CERT Polska, operating within the National Research Institute (NASK), has unveiled security vulnerabilities affecting Smartwares CIP-37210AT and C724IP cameras, potentially leaving countless users exposed to remote attacks. A responsible vulnerability report from Afine Team’s Michał Majchrowicz and Marcin Wyczechowski led to the disclosure, which exposed deeply troubling firmware security issue.
The core issue revolves around three distinct vulnerabilities, each posing a significant threat to user privacy and security.
Command Injection: An Open Door for Remote Control (CVE-2024-13892, CVSSv4 7.7)
First up, we have CVE-2024-13892, a high-severity command injection flaw. This vulnerability arises during the initial setup process, where users configure their cameras using a mobile app and input Access Point credentials. “This input is not properly sanitized, what allows for command injection,” CERT Polska warns.
Telnet Service and Shared Credentials: Backdoor Access (CVE-2024-13893, CVSSv4 7.5)
Next, CVE-2024-13893 reveals that these cameras, and likely others sharing the same firmware, might use identical credentials for their telnet service. This is compounded by the fact that the password hash can be extracted via physical access to the SPI connected memory. To enable telnet, an SD card with a specifically named folder is required. While this adds a small layer of complexity, it’s hardly robust security. This could allow an attacker with physical access, and some knowledge, to gain remote telnet access.
Path Traversal: Unrestricted Access to Sensitive Data (CVE-2024-13894, CVSSv4 5.9)
Finally, CVE-2024-13894 exposes a path traversal vulnerability. When connected to a mobile app, the cameras open port 10000, allowing users to download captured images by specifying file paths. However, CERT Polska discovered that “the directories to which a user has access are not limited, allowing for path traversal attacks and downloading sensitive information.” This means an attacker could potentially access any file on the device’s storage, not just the intended images.
Vendor Silence and Uncertain Patching Status
The most alarming aspect of this disclosure is the vendor’s apparent lack of response. “The vendor has not replied to reports, so the patching status remains unknown,” CERT Polska states.

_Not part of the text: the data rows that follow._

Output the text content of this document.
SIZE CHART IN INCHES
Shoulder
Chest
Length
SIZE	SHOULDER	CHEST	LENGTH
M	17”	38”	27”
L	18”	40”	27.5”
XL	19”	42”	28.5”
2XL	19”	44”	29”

Furthermore, the advisory notes that “newer firmware versions might be still vulnerable, as well other products that share the same firmware (only CIP-37210AT and C724IP cameras were tested).”
What Users Should Do
Given the lack of vendor response, users of Smartwares CIP-37210AT and C724IP cameras, as well as any devices using similar firmware, should take immediate steps to mitigate the risks.
- Isolate the Cameras: If possible, place the cameras on a separate network segment to minimize the potential impact of a compromise.
- Restrict Internet Access: Block the cameras from accessing the internet if remote viewing is not essential.
- Monitor Network Traffic: Use network monitoring tools to detect any unusual activity emanating from the cameras.
- Consider Replacement: If security is paramount, consider replacing the affected cameras with models from vendors with a proven track record of timely security updates.